Well, it is still a little premature to say it, since there are a few more hours left for the day, but I think I can safely say that these hours should pass without me faltering on the diet.
One week of raw food. 21 meals of uncooked food. Nothing heated above 115F, and since I don’t have a dehydrator that meant only room temperature food. But I survived and live to tell!
The basic principle of eating raw is to consume a diet of primarily (or exclusively) un-cooked whole plant food (75-100% of the time). The diet is centered around fruits, vegetables, nuts (in moderation), and seeds (in moderation), nothing cooked above 115F. While you can choose to be only 75% raw, I thought since I am doing it for a week, I would go completely raw.
This is the first time I have ever tried a crazy diet idea and seen it to full completion.
After my triathlon, I was looking for another challenge to focus my energy on, and thought the idea of going raw for a week seemed challenging enough. Plus I had heard of the benefits of people going raw, besides the obvious weight loss, people see an increase in one’s energy, vitality, and normalize weight problems. Raw foods also aid in firmer, youthful skin, radiant appearance, stronger nails and hair, something I was in desperate need of. Of course a week of this diet is not enough to see all the above changes, but I hope that with this one week cleanse/detoxification, I would try include more raw food in my regular diet.
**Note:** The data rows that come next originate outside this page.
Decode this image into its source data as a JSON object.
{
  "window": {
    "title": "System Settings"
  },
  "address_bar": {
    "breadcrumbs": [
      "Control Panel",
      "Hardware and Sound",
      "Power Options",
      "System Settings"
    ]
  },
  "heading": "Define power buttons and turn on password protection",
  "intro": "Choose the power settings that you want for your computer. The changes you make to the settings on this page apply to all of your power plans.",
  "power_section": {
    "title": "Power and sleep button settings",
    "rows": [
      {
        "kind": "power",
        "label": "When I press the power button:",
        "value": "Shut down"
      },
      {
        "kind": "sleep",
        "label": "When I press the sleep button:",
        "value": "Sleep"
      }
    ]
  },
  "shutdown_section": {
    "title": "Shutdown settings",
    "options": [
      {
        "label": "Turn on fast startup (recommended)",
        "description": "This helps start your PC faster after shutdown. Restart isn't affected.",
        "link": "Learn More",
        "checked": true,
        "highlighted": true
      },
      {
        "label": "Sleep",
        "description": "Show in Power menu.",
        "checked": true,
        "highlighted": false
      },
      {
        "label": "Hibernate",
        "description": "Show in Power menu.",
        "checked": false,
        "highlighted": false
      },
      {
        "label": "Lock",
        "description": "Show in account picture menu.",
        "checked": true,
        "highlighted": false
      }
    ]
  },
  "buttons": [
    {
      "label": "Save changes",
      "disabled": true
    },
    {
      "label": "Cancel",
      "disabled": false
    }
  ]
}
I started the month of October with a gluten free and sugar free diet, which I will continue through the whole month of October. Bottomline of all this dieting is that I want to lose weight! Along with the gluten and sugar free diet, I plan to follow my regular exercise routine of running, cycling, gymming and yoga. But this week when I went raw, I did not exercise too hard, practicing just yoga breathing exercises and a few light yoga asanas. Since I wasn’t taking in too many calories, I did not want to overdo with the exercising just to quit on the diet because I was on the verge of fainting!
Since October 1st, I have managed to lose a little more than 2 kgs (about 5 pounds). It might not seem too much, but I am happy with it because honestly I wasn’t going for a drastic decrease in my weight. Besides the weight loss, I feel my stomach has gone flatter and an overall reduction in inches all across my body. I also see a nice glow on my skin and hope that being sugar free this month would help in keeping my skin clear.
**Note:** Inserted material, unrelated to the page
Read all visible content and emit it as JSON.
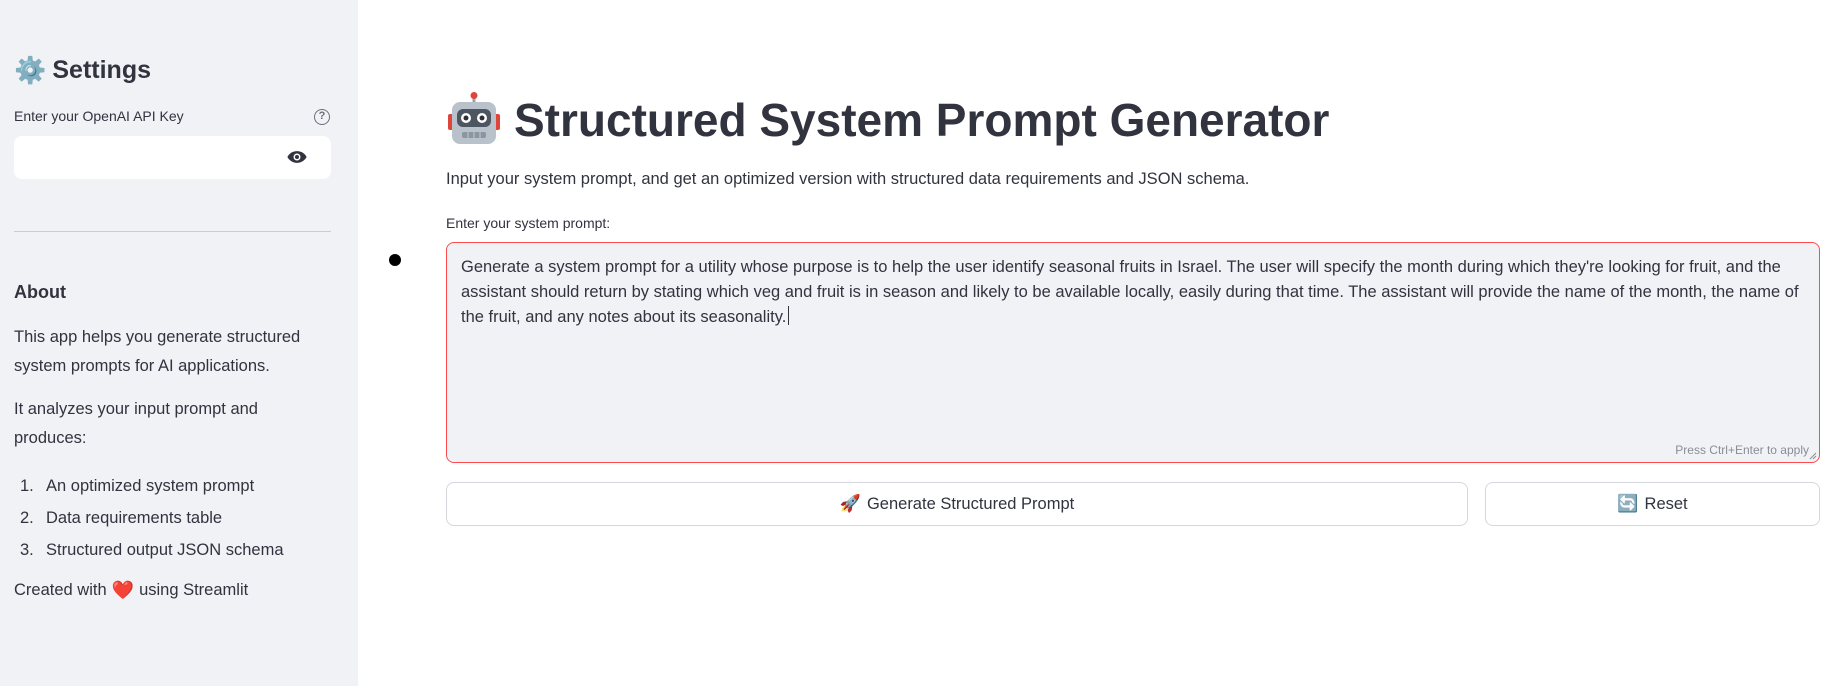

And since I still plan to be on a GF and sugar free diet this whole month, I am hoping the transition from raw food to regular food would be more sensibly smooth, without me jumping on cakes and cookies tomorrow!
I will keep you up to date with how the rest of this month goes, and whether I achieved my goal weight for this month.
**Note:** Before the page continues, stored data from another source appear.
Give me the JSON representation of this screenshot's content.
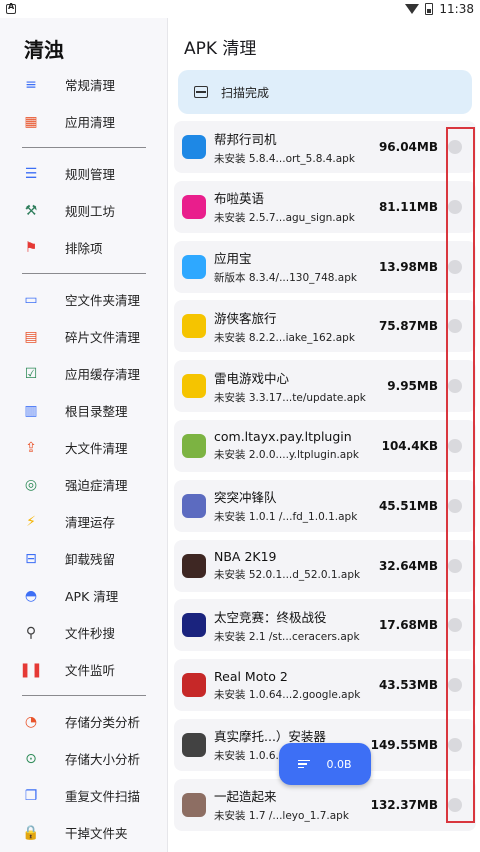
{
  "status_bar": {
    "time": "11:38"
  },
  "sidebar": {
    "title": "清浊",
    "groups": [
      [
        {
          "label": "常规清理",
          "icon": "lines-icon",
          "color": "#3d6ff5"
        },
        {
          "label": "应用清理",
          "icon": "grid-icon",
          "color": "#e8542b"
        }
      ],
      [
        {
          "label": "规则管理",
          "icon": "list-icon",
          "color": "#3d6ff5"
        },
        {
          "label": "规则工坊",
          "icon": "magic-wand-icon",
          "color": "#2e7d5b"
        },
        {
          "label": "排除项",
          "icon": "flag-icon",
          "color": "#e53935"
        }
      ],
      [
        {
          "label": "空文件夹清理",
          "icon": "folder-icon",
          "color": "#3d6ff5"
        },
        {
          "label": "碎片文件清理",
          "icon": "document-icon",
          "color": "#e8542b"
        },
        {
          "label": "应用缓存清理",
          "icon": "checklist-icon",
          "color": "#2e8b57"
        },
        {
          "label": "根目录整理",
          "icon": "columns-icon",
          "color": "#3d6ff5"
        },
        {
          "label": "大文件清理",
          "icon": "upload-box-icon",
          "color": "#e8542b"
        },
        {
          "label": "强迫症清理",
          "icon": "target-icon",
          "color": "#2e8b57"
        },
        {
          "label": "清理运存",
          "icon": "lightning-icon",
          "color": "#f5b400"
        },
        {
          "label": "卸载残留",
          "icon": "uninstall-icon",
          "color": "#3d6ff5"
        },
        {
          "label": "APK 清理",
          "icon": "android-icon",
          "color": "#3d6ff5"
        },
        {
          "label": "文件秒搜",
          "icon": "search-icon",
          "color": "#3d3d3d"
        },
        {
          "label": "文件监听",
          "icon": "pause-icon",
          "color": "#e53935"
        }
      ],
      [
        {
          "label": "存储分类分析",
          "icon": "pie-chart-icon",
          "color": "#e8542b"
        },
        {
          "label": "存储大小分析",
          "icon": "dots-circle-icon",
          "color": "#2e8b57"
        },
        {
          "label": "重复文件扫描",
          "icon": "copy-icon",
          "color": "#3d6ff5"
        },
        {
          "label": "干掉文件夹",
          "icon": "lock-icon",
          "color": "#e8542b"
        }
      ]
    ]
  },
  "main": {
    "title": "APK 清理",
    "banner": "扫描完成",
    "apps": [
      {
        "name": "帮邦行司机",
        "sub": "未安装 5.8.4...ort_5.8.4.apk",
        "size": "96.04MB",
        "icon": "bangbang-icon",
        "color": "#1e88e5"
      },
      {
        "name": "布啦英语",
        "sub": "未安装 2.5.7...agu_sign.apk",
        "size": "81.11MB",
        "icon": "bula-icon",
        "color": "#e91e8c"
      },
      {
        "name": "应用宝",
        "sub": "新版本 8.3.4/...130_748.apk",
        "size": "13.98MB",
        "icon": "yingyongbao-icon",
        "color": "#2ea8ff"
      },
      {
        "name": "游侠客旅行",
        "sub": "未安装 8.2.2...iake_162.apk",
        "size": "75.87MB",
        "icon": "youxiake-icon",
        "color": "#f5c400"
      },
      {
        "name": "雷电游戏中心",
        "sub": "未安装 3.3.17...te/update.apk",
        "size": "9.95MB",
        "icon": "gamepad-icon",
        "color": "#f5c400"
      },
      {
        "name": "com.ltayx.pay.ltplugin",
        "sub": "未安装 2.0.0....y.ltplugin.apk",
        "size": "104.4KB",
        "icon": "android-icon",
        "color": "#7cb342"
      },
      {
        "name": "突突冲锋队",
        "sub": "未安装 1.0.1 /...fd_1.0.1.apk",
        "size": "45.51MB",
        "icon": "game-icon",
        "color": "#5c6bc0"
      },
      {
        "name": "NBA 2K19",
        "sub": "未安装 52.0.1...d_52.0.1.apk",
        "size": "32.64MB",
        "icon": "nba-icon",
        "color": "#3e2723"
      },
      {
        "name": "太空竞赛：终极战役",
        "sub": "未安装 2.1 /st...ceracers.apk",
        "size": "17.68MB",
        "icon": "space-icon",
        "color": "#1a237e"
      },
      {
        "name": "Real Moto 2",
        "sub": "未安装 1.0.64...2.google.apk",
        "size": "43.53MB",
        "icon": "moto-icon",
        "color": "#c62828"
      },
      {
        "name": "真实摩托...）安装器",
        "sub": "未安装 1.0.6...",
        "size": "149.55MB",
        "icon": "moto2-icon",
        "color": "#424242"
      },
      {
        "name": "一起造起来",
        "sub": "未安装 1.7 /...leyo_1.7.apk",
        "size": "132.37MB",
        "icon": "build-icon",
        "color": "#8d6e63"
      }
    ]
  },
  "fab": {
    "label": "0.0B"
  },
  "colors": {
    "accent": "#3d6ff5",
    "highlight": "#d9363e",
    "banner": "#dfeefa"
  }
}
For my last day I made this raw corn chowder. I was a little scared of this recipe (like all other raw recipes), but it actually wasn’t too bad. It’s more of a hot weather soup- since its supposed to be served cold (like all raw food!), but you wouldn’t mind it. In fact I can’t think of having this hot. With the chowder I made a mixed green salad as well.
It was the perfect end to a hard week. I am already looking forward to tomorrow. In fact I have been so anxious for tomorrow that I got up at 6.40 in the morning today and thought it was already Monday. When I saw V still sleeping, I woke him telling him that he is late for work. He just stared at me and said, breaking my day-dream where finally I was putting hot food in my mouth, that it’s Sunday and went back to sleep.
Anyway tomorrow is just a few hours away and I have decided my menu. I break the diet with a GF khaman dhokla for breakfast. For lunch I will have chicken stew and appam and end the day with probably a cheese omelet for dinner ( I am a fan of breakfast for dinner).
For now, here is another raw recipe.
Adapted from here
- 3 ears of corn, husked and silk removed
- 2 tsp chia seeds
- 1 avocado , coarsely chopped
- juice from ½ lime
- 1 small jalapeno, seeded and deveined, chopped
- 1½ tsp sea salt (don’t leave out the salt, it makes a huge difference! Decrease if you aren’t a salt fan)
- 11/2 cup cold water
- 1 tbsp extra virgin olive oil
- ¼ cup walnuts, chopped very finely
- Place one ear of corn base down in the center of a large plate and hold upright with one hand. With a sharp knife, cut off corn kernels from top to bottom. Transfer corn kernels to blender bowl. Do same for the remaining corn. Once you have removed all of the kernels, use the knife’s dull edge to scrape the cobs top to bottom on all sides, collecting remaining pulp and “milk” (the remaining juice in the kernels) in the plate. Add to corn kernels in blender bowl.
- Add remaining ingredients, except for the walnuts, and blend for 1 minute or until well combined. Add walnuts and blend for an extra 10 seconds, just to distribute them.
- Pour in bowls and serve immediately, or you can chill until ready to serve.
- Leftover soup will keep for about two or three days.